Something inside the wall clicked.
It came from behind the chimney breast. Not a settling groan. Something more precise. A latch, perhaps. A tiny metallic certainty muffled by plaster.
Mara turned toward the cracked seam over the fireplace.
“Who’s there?”
Her voice thinned in the large room. The bed curtains gave another hush of movement.
She waited. Nothing.
Then, from the other side of the wall, three knocks sounded in a measured rhythm.
Not loud. Not frantic. Knuckle to wood, or bone to plaster. Deliberate as a person asking to be let in.
Mara’s mouth dried instantly. She thought of the flooded operating chamber below the cellar, the rusting child-sized chair, the notes in her own hand. She thought of the line she had just read: The first cavity was made for preservation, not burial. Remember the lime.
Three more knocks.
She backed to the doorway, then stopped there with one hand on the frame. Running had become a reflex in the house, and each time she indulged it she wound up somewhere worse. Breathing hard, she looked around the room for anything useful and found the brass poker set by the hearth, green at the handles with corrosion.
It was cold and heavier than she expected when she picked it up.
“If someone’s in there,” she called, and hated the tremor in her own voice, “say something.”
Silence.
Then, very faintly, as if pressed through layers of chalk and years:
“Mara.”
Her own voice.
The poker almost slipped from her hand.
“No,” she said.
From the wall: “Don’t let it see—”
The words blurred into a scrape. Something dragged softly within the plaster, a dry, granular shifting that brought the smell of lime stronger into the room.

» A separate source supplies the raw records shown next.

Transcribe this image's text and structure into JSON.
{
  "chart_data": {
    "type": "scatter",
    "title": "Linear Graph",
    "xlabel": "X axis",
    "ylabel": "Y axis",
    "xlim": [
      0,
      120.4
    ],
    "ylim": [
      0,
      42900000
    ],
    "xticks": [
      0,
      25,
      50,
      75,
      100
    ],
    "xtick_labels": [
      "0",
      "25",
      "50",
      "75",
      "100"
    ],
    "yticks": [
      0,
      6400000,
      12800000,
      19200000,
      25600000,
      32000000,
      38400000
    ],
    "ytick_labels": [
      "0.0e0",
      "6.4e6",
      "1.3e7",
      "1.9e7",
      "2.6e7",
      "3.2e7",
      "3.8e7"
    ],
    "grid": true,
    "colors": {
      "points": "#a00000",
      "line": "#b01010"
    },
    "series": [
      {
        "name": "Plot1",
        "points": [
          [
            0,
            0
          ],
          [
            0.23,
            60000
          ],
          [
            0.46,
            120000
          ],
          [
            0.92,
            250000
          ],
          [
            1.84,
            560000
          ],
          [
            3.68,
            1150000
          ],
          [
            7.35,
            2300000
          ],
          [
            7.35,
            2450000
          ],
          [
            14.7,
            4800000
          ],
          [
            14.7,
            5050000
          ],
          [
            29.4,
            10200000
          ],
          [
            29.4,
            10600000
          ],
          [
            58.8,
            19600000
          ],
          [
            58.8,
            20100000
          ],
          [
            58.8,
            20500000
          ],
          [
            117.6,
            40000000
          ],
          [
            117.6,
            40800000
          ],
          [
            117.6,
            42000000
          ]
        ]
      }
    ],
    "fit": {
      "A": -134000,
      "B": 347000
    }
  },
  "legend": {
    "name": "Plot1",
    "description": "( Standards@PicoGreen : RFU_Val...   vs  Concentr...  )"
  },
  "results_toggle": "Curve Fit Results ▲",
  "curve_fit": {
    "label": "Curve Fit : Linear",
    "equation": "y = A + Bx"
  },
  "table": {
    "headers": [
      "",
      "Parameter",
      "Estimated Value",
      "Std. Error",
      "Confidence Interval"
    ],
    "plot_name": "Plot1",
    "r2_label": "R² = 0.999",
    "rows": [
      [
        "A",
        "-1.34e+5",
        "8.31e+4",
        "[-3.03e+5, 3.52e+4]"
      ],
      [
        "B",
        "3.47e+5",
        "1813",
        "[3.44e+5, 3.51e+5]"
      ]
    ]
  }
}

Mara moved before she had decided to. She crossed to the chimney breast and pressed her ear against the cold, cracked surface. The plaster felt faintly damp. Not with water. With chill. The kind that seemed to come from a place without weather.
Nothing.
Then, under her cheek, a vibration. A tiny movement, as though an enclosed space behind the wall had exhaled.
She stepped back and drove the poker point into the seam.
The plaster gave with sickening ease. A white chunk broke free and struck the hearth. Powder burst up in a choking cloud. Mara coughed, eyes watering, and jabbed again. More plaster collapsed, exposing lath darkened by age and something crystalline packed between the strips.
Salt.
Coarse, gray-white, caked hard with old moisture. Beneath it, another layer of pale material. Lime. Her lungs tightened at the alkaline sting of it in the air.
She should have stopped. She knew that with one clean, surviving part of her mind. There were masks somewhere downstairs. Goggles. Proper tools. Another living human, theoretically, on the island—if he hadn’t fled, drowned, or opened his mouth on the beach and let the sea fill him with shells. She should have stopped and returned later, prepared.
Instead she tore at the wall like an animal.